Al día siguiente llegó el turno de los ataúdes. El de Frau Von Hindenburg, el más ligero, fue el primero. Había cuatrocientos metros entre la cámara y el pozo principal. Dos soldados se santiguaron al verlo subir a bordo del destartalado montacargas.
—Nunca volverá a estar enterrada a tanta profundidad —dijo Stout, a suerte de bendición.
Luego le llegó el turno al Rey Soldado, y por último, con Walker Hancock de pie encima del ataúd, al Feldmarschall Von Hindenburg. Ya no quedaban más que los restos mortales de Federico el Grande y su formidable ataúd de acero. Los ingenieros insistieron en que el ataúd no cabría en el montacargas, pero Stout les recordó que si habían podido bajarlo, también podrían subirlo. Volvieron a tomarle las medidas; si lo encajaban bien en el montacargas, tenía que sobrar un centímetro y medio de espacio.
Por desgracia para ellos, según sus cálculos el ataúd pesaba entre 540 y 630 kilos. En primer lugar hubo que balancearlo para poder introducir una serie de cuerdas por debajo, sacarlo por la puerta de la cámara y conseguir girarlo para embocar el oscuro, irregular y húmedo pozo. El cortejo fúnebre avanzó despacio, los portadores gritaban a cada tirón. Tardaron casi una hora entera en introducir el enorme armatoste de acero en el montacargas, porque había que hacerlo entrar centímetro a centímetro. Por fin, justo antes de las 23.00, estuvo listo para subir a la superficie. Habían necesitado el día entero para desenterrar los cuatro ataúdes.

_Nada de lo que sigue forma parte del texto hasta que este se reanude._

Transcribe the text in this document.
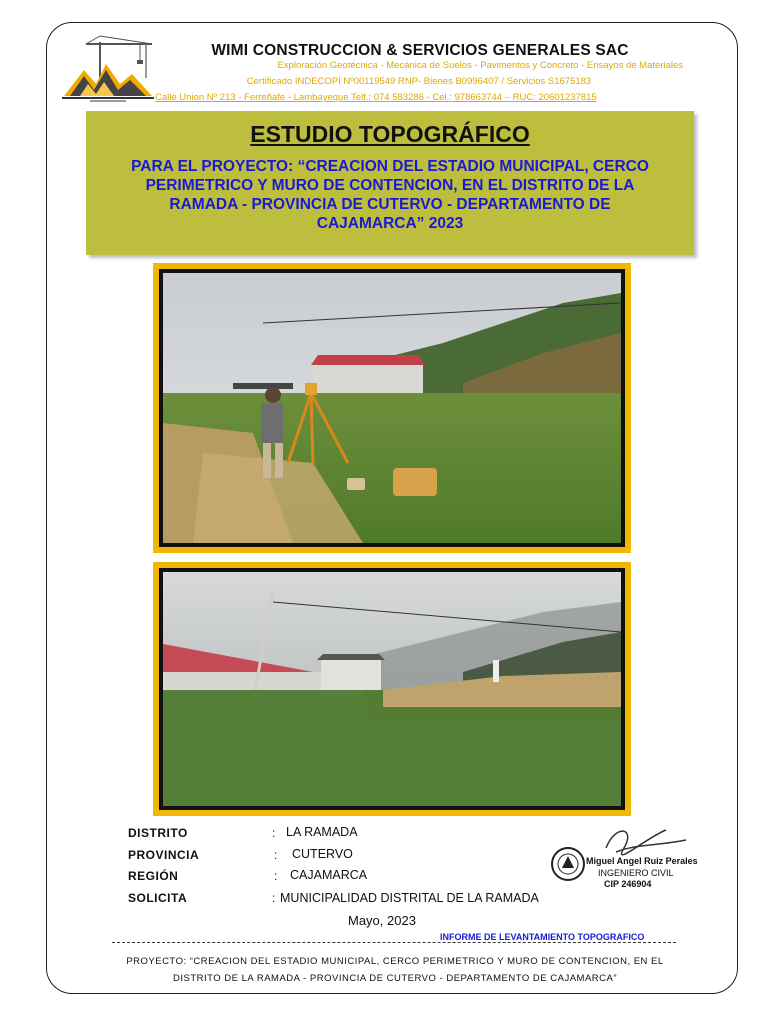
WIMI CONSTRUCCION & SERVICIOS GENERALES SAC
Exploración Geotécnica - Mecánica de Suelos - Pavimentos y Concreto - Ensayos de Materiales
Certificado INDECOPI Nº00119549 RNP- Bienes B0996407 / Servicios S1675183
Calle Union Nº 213 - Ferreñafe - Lambayeque Telf.: 074 583286 - Cel.: 978663744 – RUC: 20601237815
ESTUDIO TOPOGRÁFICO
PARA EL PROYECTO: “CREACION DEL ESTADIO MUNICIPAL, CERCO PERIMETRICO Y MURO DE CONTENCION, EN EL DISTRITO DE LA RAMADA - PROVINCIA DE CUTERVO - DEPARTAMENTO DE CAJAMARCA” 2023
DISTRITO	: LA RAMADA
PROVINCIA	: CUTERVO
REGIÓN	: CAJAMARCA
SOLICITA	: MUNICIPALIDAD DISTRITAL DE LA RAMADA
Miguel Angel Ruiz Perales
INGENIERO CIVIL
CIP 246904
Mayo, 2023
INFORME DE LEVANTAMIENTO TOPOGRAFICO
PROYECTO: “CREACION DEL ESTADIO MUNICIPAL, CERCO PERIMETRICO Y MURO DE CONTENCION, EN EL
DISTRITO DE LA RAMADA - PROVINCIA DE CUTERVO - DEPARTAMENTO DE CAJAMARCA”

El montacargas empezó a subir lentamente, palmo a palmo, y de pronto se detuvo. George Stout y seis de sus ayudantes saltaron al cable inferior de la caja y, poco a poco, el montacargas siguió su ascenso. Tardó catorce minutos en remontar los quinientos cuarenta metros, y durante todo ese tiempo Stout y los demás no pensaron en nada más que en que ojalá el viejo montacargas fuera capaz de soportar una tonelada de peso, porque eso era más o menos lo que pesaban entre todos. Según se aproximaban a la superficie, empezaron a oír música. Alguien había encendido una radio; sonaba el himno estadounidense. En cuanto el féretro emergió en medio de la oscura y serena noche siguió otra canción: Dios salve al Rey. Era el 7 de mayo de 1945, los alemanes habían presentado su rendición incondicional en Reims. Los Aliados habían ganado oficialmente la guerra.